Cambridge, MA - Biogen Idec Inc. (NASDAQ: BIIB) announced that one-year data presented at the Academy of Managed Care Pharmacy’s (AMCP) 2007 Annual Meeting show that AVONEX® is a cost-effective therapy in multiple sclerosis (MS) when compared to other interferon beta treatments.

Using a comprehensive analysis of medical and pharmacy costs, the results of the research concluded that patients treated with AVONEX, the most prescribed MS therapy worldwide, have the lowest total one-year cost to a health plan when compared to other interferon beta treatments.

Researchers analyzed 10,622 patients over one year to assess how demographic, administrative and clinical variables affect MS costs and utilization patterns and to examine the economic impact of treating MS. The independent data contained in Multiple Sclerosis Benchmarksä , the retrospective, claims-based, observational study, showed that patients treated with AVONEX had the lowest average one-year cost compared to patients receiving other interferon beta treatments. It has been estimated that the total annual economic burden of MS in the United States exceeds $6.8 billion with a lifetime cost of $2.2 million per patient.

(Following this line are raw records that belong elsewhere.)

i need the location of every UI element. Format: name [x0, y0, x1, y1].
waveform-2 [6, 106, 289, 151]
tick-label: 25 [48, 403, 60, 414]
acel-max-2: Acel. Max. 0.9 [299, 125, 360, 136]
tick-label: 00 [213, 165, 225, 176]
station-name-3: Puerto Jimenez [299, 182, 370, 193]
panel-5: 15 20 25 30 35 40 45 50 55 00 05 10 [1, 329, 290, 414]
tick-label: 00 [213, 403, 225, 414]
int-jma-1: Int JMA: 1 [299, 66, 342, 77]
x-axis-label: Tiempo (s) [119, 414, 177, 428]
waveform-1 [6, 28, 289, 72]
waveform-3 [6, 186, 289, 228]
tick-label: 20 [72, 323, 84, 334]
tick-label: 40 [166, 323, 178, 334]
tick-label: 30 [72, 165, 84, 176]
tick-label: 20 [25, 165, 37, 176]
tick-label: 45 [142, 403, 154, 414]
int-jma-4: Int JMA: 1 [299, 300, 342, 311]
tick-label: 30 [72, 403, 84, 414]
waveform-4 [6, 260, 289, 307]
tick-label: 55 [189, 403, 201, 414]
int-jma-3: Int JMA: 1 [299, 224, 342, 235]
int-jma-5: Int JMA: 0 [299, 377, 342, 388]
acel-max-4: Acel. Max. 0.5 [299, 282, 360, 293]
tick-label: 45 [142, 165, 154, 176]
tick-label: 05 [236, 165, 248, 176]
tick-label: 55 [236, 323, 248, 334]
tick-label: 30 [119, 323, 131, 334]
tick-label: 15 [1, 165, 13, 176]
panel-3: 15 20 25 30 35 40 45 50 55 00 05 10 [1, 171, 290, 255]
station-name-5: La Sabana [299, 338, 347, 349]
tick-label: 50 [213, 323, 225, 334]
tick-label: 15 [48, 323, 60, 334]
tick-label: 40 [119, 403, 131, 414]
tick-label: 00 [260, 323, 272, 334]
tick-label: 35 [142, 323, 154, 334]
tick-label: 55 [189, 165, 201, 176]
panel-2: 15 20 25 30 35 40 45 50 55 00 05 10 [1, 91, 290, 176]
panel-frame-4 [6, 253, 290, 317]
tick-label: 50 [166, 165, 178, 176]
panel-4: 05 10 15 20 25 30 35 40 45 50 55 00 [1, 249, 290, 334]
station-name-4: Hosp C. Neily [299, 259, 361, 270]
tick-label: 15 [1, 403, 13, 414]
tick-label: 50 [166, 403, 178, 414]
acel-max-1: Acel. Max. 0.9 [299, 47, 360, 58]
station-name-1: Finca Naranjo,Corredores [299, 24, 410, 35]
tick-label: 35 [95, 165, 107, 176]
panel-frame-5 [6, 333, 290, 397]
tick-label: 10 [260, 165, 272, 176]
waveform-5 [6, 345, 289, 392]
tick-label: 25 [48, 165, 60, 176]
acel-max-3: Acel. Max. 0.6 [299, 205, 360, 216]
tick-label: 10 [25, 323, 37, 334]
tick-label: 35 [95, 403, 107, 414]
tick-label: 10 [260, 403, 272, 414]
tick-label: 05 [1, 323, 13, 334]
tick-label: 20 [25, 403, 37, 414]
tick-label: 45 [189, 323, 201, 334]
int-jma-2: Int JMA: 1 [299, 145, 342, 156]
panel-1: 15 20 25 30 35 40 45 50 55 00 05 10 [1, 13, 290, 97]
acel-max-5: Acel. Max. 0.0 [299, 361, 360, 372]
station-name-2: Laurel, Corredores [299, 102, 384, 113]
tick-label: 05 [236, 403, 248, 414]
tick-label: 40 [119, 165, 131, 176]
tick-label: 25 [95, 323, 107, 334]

“MS is a disease that can have an impact beyond its debilitating effect on patients,” said Michael Pollock, Vice President, Global Health Economics, Biogen Idec. “Cost-effectiveness is an increasingly important factor in treating chronic diseases like MS. This study shows that in addition to its clinical impact, AVONEX can also help to substantially reduce the cost of care for patients living with this disease, when compared to other interferon beta treatments.”

The MS Benchmarks analysis showed the total costs over one-year to MS patients on interferon beta therapy were: AVONEX, $19,896.15; Rebif® (Interferon beta-1a) sc, $22,207.85; and Betaseron® (Interferon beta-1b), $21,073.33.

In addition, AVONEX patients were more likely to refill their prescriptions (avg.9.6/yr vs. 8.1 and 8.2/yr for other interferon beta therapies) and were less likely to use certain concomitant medications. Over the one-year period, use of disease-modifying therapies (interferon beta and glatiramer acetate) was almost always observed as monotherapy, reflecting little evidence of combination use or switching between products.

Additionally, according to data from the Quality Assessment of Multiple Sclerosis Therapy (QUASIMS) study presented at the AMCP Conference, patients do not derive additional clinical benefit from switching among interferon beta therapies. QUASIMS, an open-label, retrospective, observational study conducted in 14 countries, analyzed 7,156 MS patients who had received two years of uninterrupted therapy with interferon beta as initial therapy or follow-up therapy.